ESPN’s highlight reel is about to get nerdy. This month, the sports network is broadcasting Heroes of the Dorm, the second annual video game college championship, on its ESPN2 network. You read that right: video game college championship. (And yes, teams from the University of Colorado Boulder are competing.) Video games have emerged from basements everywhere as a spectator sport with a sleek new nickname: e-sports.

You can quibble about the definition of “sport,” but you can’t deny the popularity of e-sports, which basically comprise any competitive video gaming. In 2014, Amazon paid a billion dollars for, a website that streams games. Last year, the world championship for a game called League of Legends drew 14 million viewers at its peak. (The 2015 NBA Finals topped out at 28 million.) And locally, Littleton-based Creature Hub’s YouTube channel, stocked with gaming content, boasts 1.2 million subscribers.
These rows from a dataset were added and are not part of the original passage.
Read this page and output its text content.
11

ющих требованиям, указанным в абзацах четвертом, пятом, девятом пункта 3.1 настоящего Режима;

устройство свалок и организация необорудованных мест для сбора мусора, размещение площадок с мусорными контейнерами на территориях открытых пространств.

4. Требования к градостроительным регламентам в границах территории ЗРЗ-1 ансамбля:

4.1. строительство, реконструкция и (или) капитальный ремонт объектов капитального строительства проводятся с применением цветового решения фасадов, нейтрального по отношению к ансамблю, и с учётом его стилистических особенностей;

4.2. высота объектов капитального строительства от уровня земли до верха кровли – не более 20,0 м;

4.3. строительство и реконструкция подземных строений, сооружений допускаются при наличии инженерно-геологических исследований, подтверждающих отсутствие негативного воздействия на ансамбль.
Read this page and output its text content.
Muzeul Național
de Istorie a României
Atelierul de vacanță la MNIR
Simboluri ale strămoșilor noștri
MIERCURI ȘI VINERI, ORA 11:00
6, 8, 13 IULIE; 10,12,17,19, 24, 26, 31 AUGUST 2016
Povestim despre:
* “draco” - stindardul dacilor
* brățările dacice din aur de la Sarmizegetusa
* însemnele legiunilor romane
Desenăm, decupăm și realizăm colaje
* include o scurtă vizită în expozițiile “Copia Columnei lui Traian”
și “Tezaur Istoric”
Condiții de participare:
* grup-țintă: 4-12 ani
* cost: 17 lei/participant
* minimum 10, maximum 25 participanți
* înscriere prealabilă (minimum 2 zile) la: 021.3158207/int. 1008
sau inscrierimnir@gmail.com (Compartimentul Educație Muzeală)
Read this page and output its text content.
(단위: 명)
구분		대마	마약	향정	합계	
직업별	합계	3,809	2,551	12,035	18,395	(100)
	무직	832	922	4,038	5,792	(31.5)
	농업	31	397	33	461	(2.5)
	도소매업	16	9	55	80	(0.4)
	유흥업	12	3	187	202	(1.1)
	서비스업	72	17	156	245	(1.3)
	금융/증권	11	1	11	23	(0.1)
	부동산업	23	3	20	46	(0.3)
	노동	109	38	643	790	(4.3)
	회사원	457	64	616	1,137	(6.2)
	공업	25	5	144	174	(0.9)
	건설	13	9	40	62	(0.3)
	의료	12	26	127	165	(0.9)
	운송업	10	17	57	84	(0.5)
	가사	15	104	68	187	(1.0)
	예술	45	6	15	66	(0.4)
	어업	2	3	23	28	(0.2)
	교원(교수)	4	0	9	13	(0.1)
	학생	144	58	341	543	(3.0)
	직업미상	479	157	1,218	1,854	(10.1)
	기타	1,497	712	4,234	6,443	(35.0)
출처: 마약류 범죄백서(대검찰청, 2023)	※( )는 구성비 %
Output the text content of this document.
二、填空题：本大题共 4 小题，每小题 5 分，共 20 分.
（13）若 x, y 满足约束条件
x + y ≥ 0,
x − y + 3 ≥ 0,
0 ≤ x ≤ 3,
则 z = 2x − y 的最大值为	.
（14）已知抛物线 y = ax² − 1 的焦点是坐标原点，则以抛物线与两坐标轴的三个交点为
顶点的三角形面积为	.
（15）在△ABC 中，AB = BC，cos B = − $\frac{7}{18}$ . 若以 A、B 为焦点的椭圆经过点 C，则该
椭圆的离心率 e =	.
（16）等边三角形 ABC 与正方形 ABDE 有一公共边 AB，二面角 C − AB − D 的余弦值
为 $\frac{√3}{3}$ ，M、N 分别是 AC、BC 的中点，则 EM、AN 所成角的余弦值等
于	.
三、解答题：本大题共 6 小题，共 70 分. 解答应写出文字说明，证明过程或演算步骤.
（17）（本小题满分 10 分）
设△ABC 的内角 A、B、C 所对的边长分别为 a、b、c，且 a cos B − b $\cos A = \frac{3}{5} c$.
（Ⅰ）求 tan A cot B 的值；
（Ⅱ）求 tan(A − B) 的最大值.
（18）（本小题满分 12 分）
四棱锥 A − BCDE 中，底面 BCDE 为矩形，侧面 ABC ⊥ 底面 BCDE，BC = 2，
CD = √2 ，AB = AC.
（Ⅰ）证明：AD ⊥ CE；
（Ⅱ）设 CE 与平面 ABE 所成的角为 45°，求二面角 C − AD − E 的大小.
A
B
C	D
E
Although e-sports are most popular in South Korea, they’re making inroads in the United States—and Colorado. Last year, five CU Boulder students competed in the first Heroes of the Dorm tournament, a bracket-style competition featuring 460 teams from different colleges. (Each squad has five members. The object of the game—Heroes of the Storm—is to destroy the opposing team’s base.) The Hungry Buffs spent 14 hours a day practicing over their spring breaks and won seven matches to qualify for the 64-team bracket—akin to making the NCAA basketball tournament. But the University of California San Diego bounced the Buffs in the first round. (Surprisingly, the overall winner was not Robert Morris University, the first college to offer e-sports scholarships, but rather the University of California Berkeley.) This year, three CU Boulder teams will compete in Heroes of the Dorm for a chance to win nearly $400,000 in tuition money.

To prepare for the 2015 tourney, the Hungry Buffs trained at Clutch Gaming Arena & Energy Bar, which offers 60 computers and a bar serving more than 100 varieties of energy drinks. Founded with 25 computers in 2009, Clutch moved to Arvada in 2013 to accommodate the growing population of gamers. This summer Clutch plans to relocate again, to a 50,000-square-foot facility in RiNo. The revamped center will feature 300 computers and consoles, food and drinks delivered to your terminal, and Japanese-style sleep capsules: beds in six-foot-seven-inch-long tubes just tall enough for boarders to sit up inside. Co-founder Justin Moskowitz says the RiNo Clutch will be the largest e-sports resort in the country. We know, we know—you’re scoffing. That’s fine. But you’ve been warned: This game is far from over.